Schnitz a delicious recipe, I promise
The crispiest cauliflower schnitzel with mustard chive mayo, and London pasta heaven
As a non-meat eater (mostly), I sometimes miss out on fun-sounding things like schnitzel. Even the word is fun - schnitzel. Usually I balk at the idea of cauliflower masquerading as meat, boring! But honestly I promise this one’s nice. Mostly because of the fried crispy coating, I’m not going to lie, but it’s still good.
All that fried stuff needs something tangy to cut through it all, which is why I’ve given mayo a jazzy makeover with some wholegrain mustard and chives. You could have it on its own as a light lunch, but I like these with a zesty little salad (think Austrian vibes) and fat chips, or mash if you prefer trad schnitzel accompaniments. PS please send me pics on Instagram if you ever make anything from the newsletter, I love seeing it!
Cauliflower schnitzel with mustard chive mayo
Serves 2
1 cauliflower
3-4 tbsp neutral oil (vegetable or sunflower work best)
2 tbsp cornflour
1 egg
150g breadcrumbs (see tip)
1 tsp paprika
2 tbsp mayonnaise
2 tsp wholegrain mustard
a small handful of fresh chives
1/2 a lemon
Preheat the oven to 180C. Remove the leaves from your cauliflower and trim the stem. Slice into four 1/2 inch thick slices. You’ll definitely have some cauli left over, so just save that for another recipe!
Tip your cornflour onto a small plate and season with salt and pepper. Crack the egg into a wide shallow bowl and beat, and place your breadcrumbs (see tip) onto another small plate.
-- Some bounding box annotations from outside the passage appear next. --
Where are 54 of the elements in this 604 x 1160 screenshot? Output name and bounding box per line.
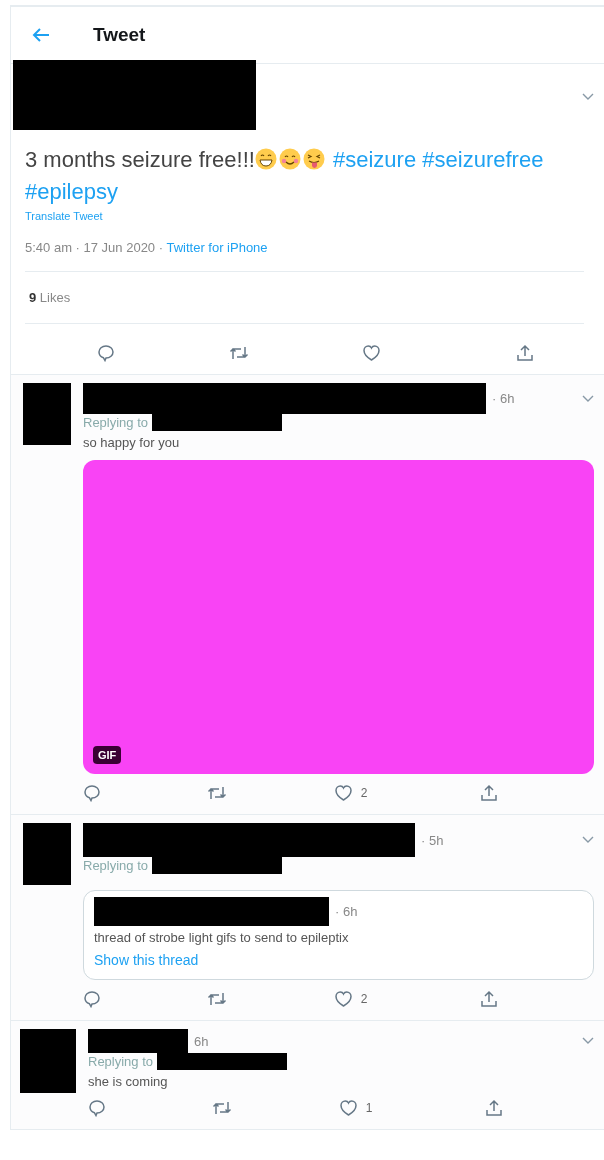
hashtag-link[interactable]: #epilepsy [25,179,118,204]
reply-icon[interactable] [88,1099,106,1117]
back-arrow-icon[interactable] [31,27,51,43]
retweet-icon[interactable] [207,784,228,802]
retweet-icon[interactable] [212,1099,233,1117]
share-icon[interactable] [515,344,534,362]
heart-icon[interactable] [362,344,382,362]
replying-to-label: Replying to [83,415,149,430]
quoted-text: thread of strobe light gifs to send to epileptix [94,930,350,945]
chevron-down-icon[interactable] [582,93,594,101]
tweet-time: · 6h [335,904,358,919]
tweet-time: · 5h [421,832,444,848]
timestamp: 5:40 am · 17 Jun 2020 · [25,240,164,255]
grin-emoji-icon [254,148,277,170]
source-link[interactable]: Twitter for iPhone [166,240,268,255]
translate-link[interactable]: Translate Tweet [25,210,594,222]
page-title: Tweet [93,24,146,46]
heart-icon[interactable] [333,990,353,1008]
like-count: 1 [365,1101,373,1115]
hashtag-link[interactable]: #seizurefree [422,147,544,172]
tweet-time: 6h [194,1033,209,1049]
like-count: 2 [360,992,368,1006]
retweet-icon[interactable] [207,990,228,1008]
reply-icon[interactable] [83,784,101,802]
retweet-icon[interactable] [228,344,249,362]
redaction-box [20,1029,76,1093]
chevron-down-icon[interactable] [582,1037,594,1045]
replying-to-label: Replying to [88,1054,154,1069]
heart-icon[interactable] [333,784,353,802]
likes-label: Likes [39,290,71,305]
heart-icon[interactable] [338,1099,358,1117]
reply-icon[interactable] [97,344,115,362]
show-thread-link[interactable]: Show this thread [94,952,199,968]
share-icon[interactable] [480,990,498,1008]
tweet-time: · 6h [492,391,515,406]
blush-emoji-icon [278,148,301,170]
share-icon[interactable] [480,784,498,802]
redaction-box [23,383,71,445]
gif-badge: GIF [93,746,122,764]
redaction-box [23,823,71,885]
reply-icon[interactable] [83,990,101,1008]
reply-text: so happy for you [83,435,181,450]
hashtag-link[interactable]: #seizure [333,147,417,172]
gif-preview[interactable]: GIF [83,460,594,774]
chevron-down-icon[interactable] [582,394,594,403]
share-icon[interactable] [485,1099,503,1117]
quoted-tweet[interactable]: · 6h thread of strobe light gifs to send to epileptix Show this thread [83,890,594,980]
tongue-emoji-icon [302,148,325,170]
tweet-text: 3 months seizure free!!! [25,147,255,172]
like-count: 2 [360,786,368,800]
likes-count: 9 [29,290,37,305]
chevron-down-icon[interactable] [582,836,594,844]
replying-to-label: Replying to [83,858,149,873]
reply-text: she is coming [88,1074,169,1089]
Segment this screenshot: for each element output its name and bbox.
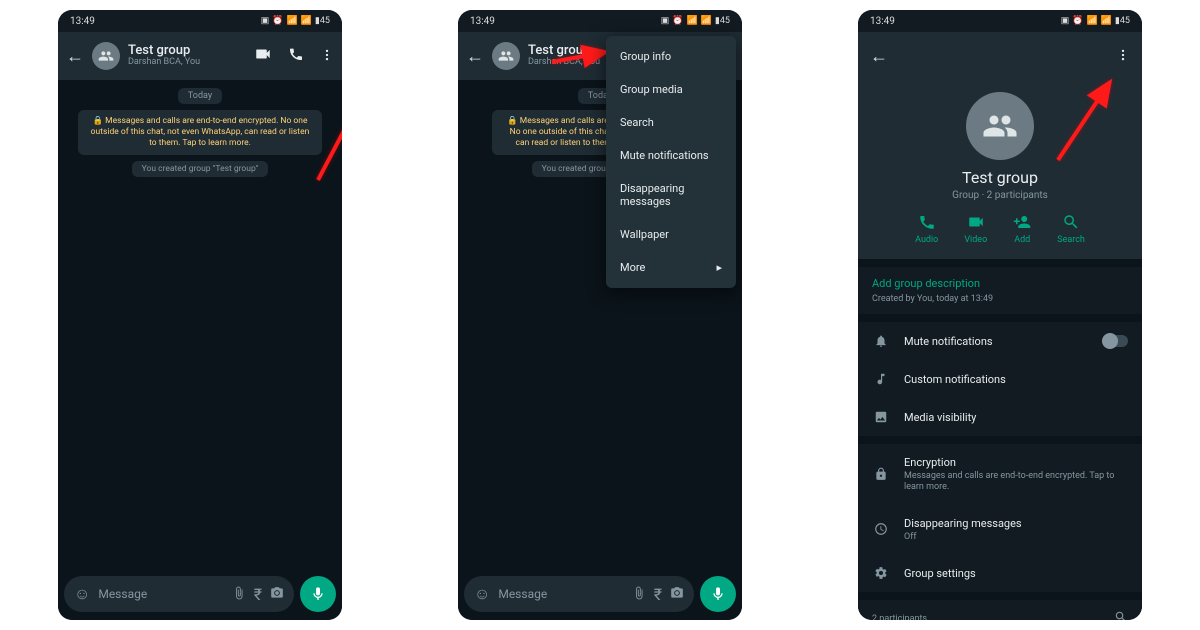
screen-2-menu: 13:49 ▣⏰📶📶▮45 ← Test group Darshan BCA, … [458,10,742,620]
camera-icon[interactable] [270,585,284,604]
attach-icon[interactable] [632,585,646,604]
chat-subtitle: Darshan BCA, You [128,58,246,68]
status-bar: 13:49 ▣⏰📶📶▮45 [858,10,1142,32]
menu-group-info[interactable]: Group info [606,40,736,73]
menu-disappearing[interactable]: Disappearing messages [606,172,736,218]
search-icon[interactable] [1114,610,1128,620]
chat-title: Test group [128,44,246,58]
back-icon[interactable]: ← [466,46,484,67]
custom-notif-item[interactable]: Custom notifications [858,360,1142,398]
description-section: Add group description Created by You, to… [858,267,1142,314]
system-message: You created group "Test group" [132,161,269,177]
group-avatar[interactable] [492,42,520,70]
menu-more[interactable]: More▸ [606,251,736,284]
timer-icon [872,522,890,536]
action-search[interactable]: Search [1057,213,1085,245]
music-note-icon [872,372,890,386]
chat-body: Today 🔒 Messages and calls are end-to-en… [58,80,342,620]
rupee-icon[interactable]: ₹ [254,585,262,604]
gear-icon [872,566,890,580]
group-name: Test group [962,168,1038,187]
group-avatar[interactable] [92,42,120,70]
input-placeholder: Message [498,587,623,601]
camera-icon[interactable] [670,585,684,604]
action-add[interactable]: Add [1013,213,1031,245]
menu-search[interactable]: Search [606,106,736,139]
emoji-icon[interactable]: ☺ [474,584,490,604]
options-dropdown: Group info Group media Search Mute notif… [606,36,736,288]
group-subtitle: Group · 2 participants [952,190,1048,201]
add-description[interactable]: Add group description [872,277,1128,290]
mute-toggle[interactable] [1102,335,1128,347]
message-input[interactable]: ☺ Message ₹ [464,576,694,612]
voice-call-icon[interactable] [288,46,304,66]
back-icon[interactable]: ← [66,46,84,67]
screen-1-chat: 13:49 ▣⏰📶📶▮45 ← Test group Darshan BCA, … [58,10,342,620]
media-visibility-item[interactable]: Media visibility [858,398,1142,436]
more-options-icon[interactable] [320,47,334,66]
status-time: 13:49 [870,16,895,27]
info-app-bar: ← [858,32,1142,80]
status-icons: ▣⏰📶📶▮45 [661,16,730,26]
mic-button[interactable] [300,576,336,612]
group-settings-item[interactable]: Group settings [858,554,1142,592]
status-bar: 13:49 ▣⏰📶📶▮45 [58,10,342,32]
mute-item[interactable]: Mute notifications [858,322,1142,360]
menu-group-media[interactable]: Group media [606,73,736,106]
lock-icon [872,467,890,481]
rupee-icon[interactable]: ₹ [654,585,662,604]
action-audio[interactable]: Audio [915,213,938,245]
menu-wallpaper[interactable]: Wallpaper [606,218,736,251]
date-pill: Today [178,88,222,104]
mic-button[interactable] [700,576,736,612]
video-call-icon[interactable] [254,45,272,67]
status-bar: 13:49 ▣⏰📶📶▮45 [458,10,742,32]
screen-3-group-info: 13:49 ▣⏰📶📶▮45 ← Test group Group · 2 par… [858,10,1142,620]
group-hero: Test group Group · 2 participants Audio … [858,80,1142,259]
encryption-item[interactable]: EncryptionMessages and calls are end-to-… [858,444,1142,505]
group-avatar-large[interactable] [966,92,1034,160]
status-time: 13:49 [70,16,95,27]
input-row: ☺ Message ₹ [64,576,336,612]
participants-header: 2 participants [858,600,1142,620]
chat-title-block[interactable]: Test group Darshan BCA, You [128,44,246,68]
back-icon[interactable]: ← [870,46,888,67]
disappearing-item[interactable]: Disappearing messagesOff [858,505,1142,555]
more-options-icon[interactable] [1116,47,1130,66]
message-input[interactable]: ☺ Message ₹ [64,576,294,612]
image-icon [872,410,890,424]
encryption-notice[interactable]: 🔒 Messages and calls are end-to-end encr… [78,110,322,155]
attach-icon[interactable] [232,585,246,604]
chevron-right-icon: ▸ [716,261,722,274]
bell-icon [872,334,890,348]
status-time: 13:49 [470,16,495,27]
chat-app-bar: ← Test group Darshan BCA, You [58,32,342,80]
status-icons: ▣⏰📶📶▮45 [1061,16,1130,26]
action-video[interactable]: Video [964,213,987,245]
input-placeholder: Message [98,587,223,601]
menu-mute[interactable]: Mute notifications [606,139,736,172]
input-row: ☺ Message ₹ [464,576,736,612]
created-label: Created by You, today at 13:49 [872,294,1128,304]
status-icons: ▣⏰📶📶▮45 [261,16,330,26]
emoji-icon[interactable]: ☺ [74,584,90,604]
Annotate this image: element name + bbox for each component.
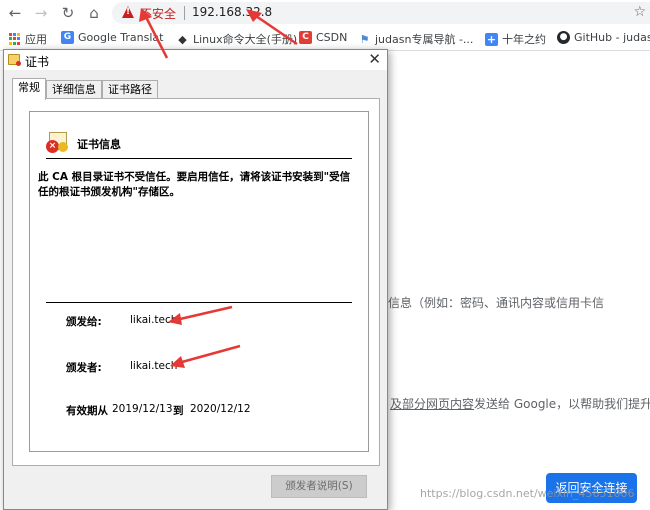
- info-title: 证书信息: [77, 138, 121, 151]
- bookmark-label: Linux命令大全(手册): [193, 33, 298, 46]
- divider: [46, 302, 352, 303]
- certificate-icon: [8, 54, 21, 66]
- watermark: https://blog.csdn.net/weixin_45651006: [420, 487, 635, 500]
- issuer-statement-button[interactable]: 颁发者说明(S): [271, 475, 367, 498]
- bookmark-csdn[interactable]: C CSDN: [299, 31, 347, 44]
- bookmark-label: GitHub - judasn: [574, 31, 650, 44]
- page-text-line2: 及部分网页内容发送给 Google，以帮助我们提升: [390, 395, 650, 412]
- bookmark-github[interactable]: ● GitHub - judasn: [557, 31, 650, 44]
- url-text[interactable]: 192.168.32.8: [192, 5, 272, 19]
- bookmark-label: 应用: [25, 33, 47, 46]
- security-status[interactable]: 不安全: [140, 5, 176, 22]
- page-link[interactable]: 及部分网页内容: [390, 397, 474, 411]
- bookmark-google-translate[interactable]: G Google Translat: [61, 31, 163, 44]
- bookmark-label: 十年之约: [502, 33, 546, 46]
- forward-icon[interactable]: →: [31, 3, 51, 23]
- bookmark-label: judasn专属导航 -...: [375, 33, 474, 46]
- bookmarks-bar: 应用 G Google Translat ◆ Linux命令大全(手册) C C…: [0, 27, 650, 51]
- tab-general[interactable]: 常规: [12, 78, 46, 100]
- dialog-title: 证书: [25, 55, 50, 69]
- certificate-dialog: 证书 ✕ 常规 详细信息 证书路径 × 证书信息 此 CA 根目录证书不受信任。…: [3, 49, 388, 510]
- bookmark-judasn[interactable]: ⚑ judasn专属导航 -...: [358, 31, 473, 47]
- plus-icon: +: [485, 32, 498, 46]
- tab-certification-path[interactable]: 证书路径: [102, 80, 158, 99]
- page-text-rest: 发送给 Google，以帮助我们提升: [474, 397, 650, 411]
- bookmark-shinian[interactable]: + 十年之约: [485, 31, 546, 47]
- general-tab-panel: × 证书信息 此 CA 根目录证书不受信任。要启用信任，请将该证书安装到"受信任…: [12, 98, 380, 466]
- issued-to-label: 颁发给:: [66, 316, 102, 328]
- validity-label: 有效期从: [66, 405, 108, 417]
- dialog-titlebar[interactable]: 证书 ✕: [4, 50, 387, 70]
- untrusted-certificate-icon: ×: [46, 132, 70, 154]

Mix the paprika and some salt and pepper into the breadcrumbs.
Heat the oil in a large deep-sided frying pan, then get to coating your cauliflower. Dip the cauliflower in the cornflour and coat thoroughly, then the egg, then the breadcrumbs. Having one hand as your ‘dry’ hand and one as your ‘wet’ will help you to not get eggy flour all over your fingers…
Once the oil is hot (you can test this by dropping a small piece of bread into the oil and seeing if it sizzles) place your cauliflower steaks into the pan and fry for 3-4 minutes. Flip using a fish slice or tongs and fry for another 3-5 minutes.
Then, transfer the steaks to a baking tray and bake for 15 minutes until the cauliflower is cooked through.
Meanwhile, whip up your mayo by mixing the mayonnaise and mustard in a bowl, then finely chopping and adding the chives.
Serve the schnitzel with a squeeze of lemon and a generous dollop of the mayo. A zesty salad and a few chips wouldn’t go amiss here either.
It’s no secret that fresh pasta has been having a moment in London for long enough that I’m not even sure that it’s a ‘moment’ anymore. And d’you know what? Good. Because it’s delicious, and I’ve been lucky enough to sample five tasty pastas in the past week that I will share with you now:
I’m going to start with a classic": Padella’s pici caio e pepe. It’s famed because it’s great, it’s peppery, cheesy and has that spongey bite that only pici can give. Go get it.
Another lovely entry from Padella: the tagliarini with Dorset crab, chilli and lemon. I love crab and I won’t hear a word against it, and I love it more when it’s with pasta. Get some bread to mop up the nice crabby bits at the end.
Last one from Padella, honest. This cavatelli with broccoli, garlic, chilli and anchovy was simple Italian fare at its best (with loads of parm, of course), and this nutty little pasta shape might just be a new favourite.
Taking a trip into soho now with Pastaio’s cavolo nero, ricotta salata, e.v.o oil, chilli, paccheri. Ever since my trip to Sicily last September, I have been verry into ricotta salata (niche, I know) and it’s hard to find on menus in London, so I was glad to be chowing down on this.
I can’t remember what this one was called, but I know it involved ricotta, sage and lots of butter and parmesan so naturally it was delicious.
Thanks for reading, and I intend to continue my pasta pilgrimage until I’ve tasted every bowl in London.